I tried to analyze #7 and I couldn’t do it because you didn’t leave the two-seconds of Room Tone silence anywhere in the piece. You immediately started moving furniture around at the end.
“…in midair than on the floor” Clunk, Clank, Bang!
If anybody ever tells you how easy it is to be a theatrical performer, you can disagree.
Koz
I tried to noise reduce #10, too and I had trouble because the noises at the beginning and end don’t match.
I think you’re just too impatient to get this over with.
[Pause, quietly] “Her genie shoes with curved…as she danced more in mid-air than on the floor.” [pause, quietly.] Stop. You have over 22 seconds to mess with. I call it 20 because it’s easy to remember, but a mono sound test actually runs out of steam at just over 22 seconds. There’s no great hurry.

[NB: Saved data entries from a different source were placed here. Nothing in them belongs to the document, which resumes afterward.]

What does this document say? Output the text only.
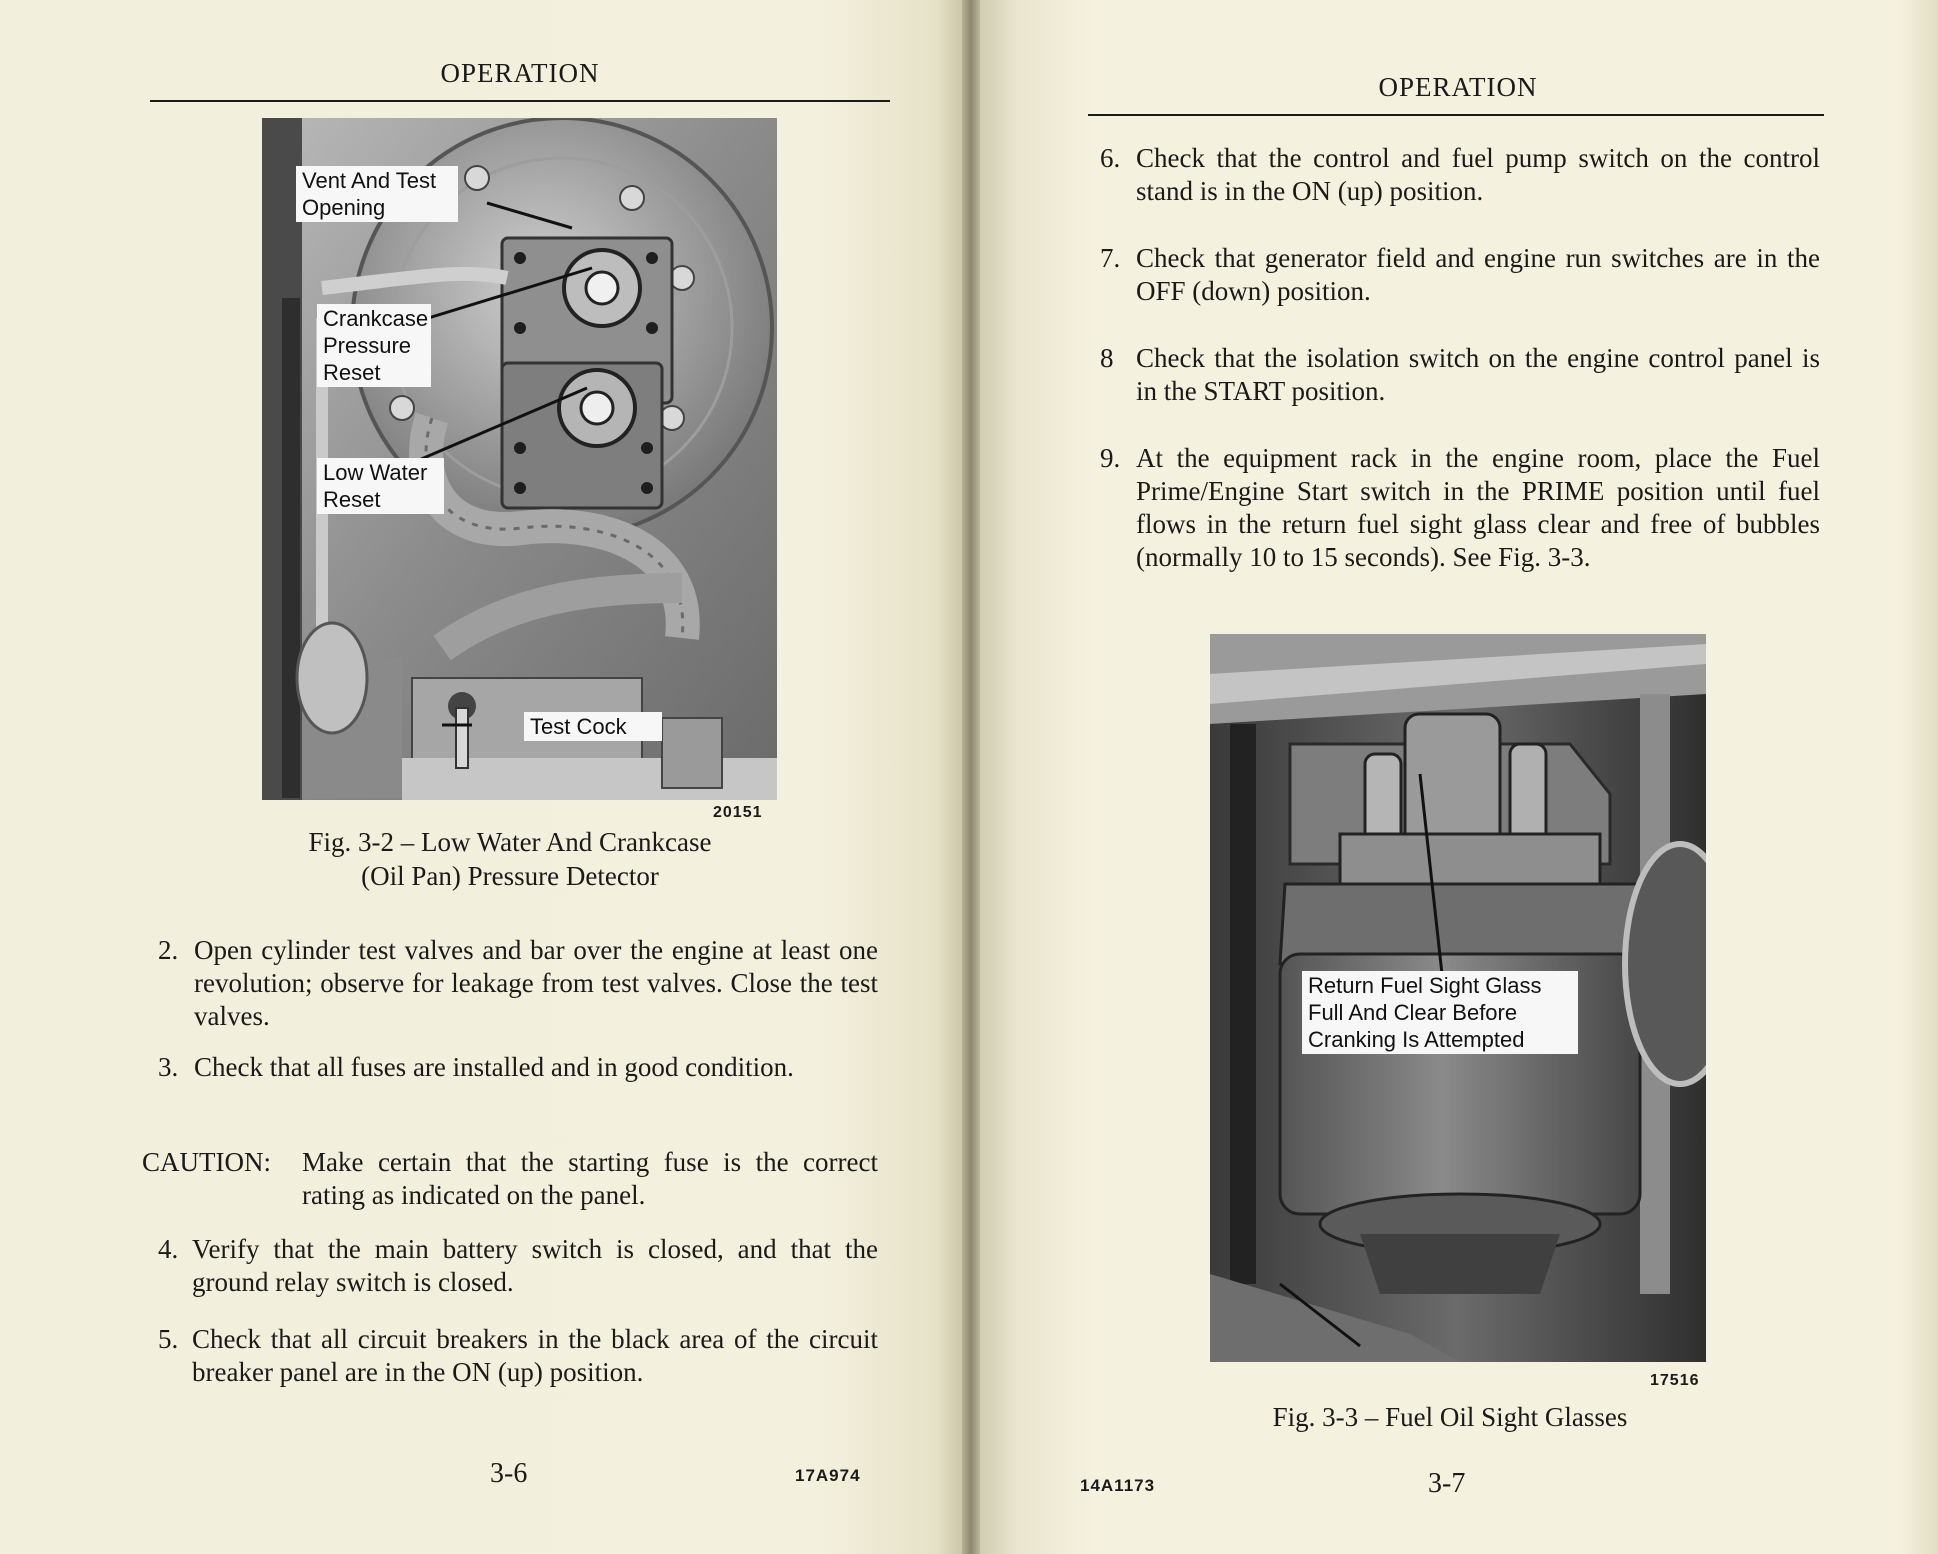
OPERATION
Vent And Test
Opening
Crankcase
Pressure
Reset
Low Water
Reset
Test Cock
20151
Fig. 3-2 – Low Water And Crankcase
(Oil Pan) Pressure Detector
2. Open cylinder test valves and bar over the engine at least one revolution; observe for leakage from test valves. Close the test valves.
3. Check that all fuses are installed and in good condition.
CAUTION: Make certain that the starting fuse is the correct rating as indicated on the panel.
4. Verify that the main battery switch is closed, and that the ground relay switch is closed.
5. Check that all circuit breakers in the black area of the circuit breaker panel are in the ON (up) position.
3-6	17A974
OPERATION
6. Check that the control and fuel pump switch on the control stand is in the ON (up) position.
7. Check that generator field and engine run switches are in the OFF (down) position.
8 Check that the isolation switch on the engine control panel is in the START position.
9. At the equipment rack in the engine room, place the Fuel Prime/Engine Start switch in the PRIME position until fuel flows in the return fuel sight glass clear and free of bubbles (normally 10 to 15 seconds). See Fig. 3-3.
Return Fuel Sight Glass
Full And Clear Before
Cranking Is Attempted
17516
Fig. 3-3 – Fuel Oil Sight Glasses
14A1173	3-7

Where are these volume numbers coming from?
Koz
Okay, re-recorded it all.
The volume numbers are on the Zoom H2N. I’m trying to settle on what volume setting I should use. I wasn’t aware that these samples had to be twenty seconds. I thought they just can’t exceed 20 seconds. I just picked out a sentence, thinking it would give enough time to sample the quality at that volume setting.
Not sure what you mean about the noises not matching at the beginning and end of #10. Sound the same to me. I guess you mean the initial #10. Is the second one I uploaded okay? I remember setting the menu options so that it wouldn’t automatically set the background noise to what it wants it to be. I forget the term.
At volume setting #7:
At volume setting #8:
At volume setting #9:
At volume setting #10:
And here’s #10 with some noise reducation and amplification:
I thought they just can’t exceed 20 seconds.
That’s correct, but you can slide over a bit longer and the forum will accept it.
Some clean background sound is super important. Noise causes the most troubles in home theatrical recording. At the exact time when the end of the presentation should fall silent to background sound for one or two beats, you started re-arranging furniture.
~~
Use 9.
As near as I can tell, the step up to 10 causes problems, but 9 setting seems to be the sweet spot.
This is 9 Mastered but no Noise Reduction

And this is 9 mastered with gentle 666 noise reduction. First three readings and sentence 2/3 down.

So that will pass ACX technical standards and I’d be shocked if they didn’t love your voice.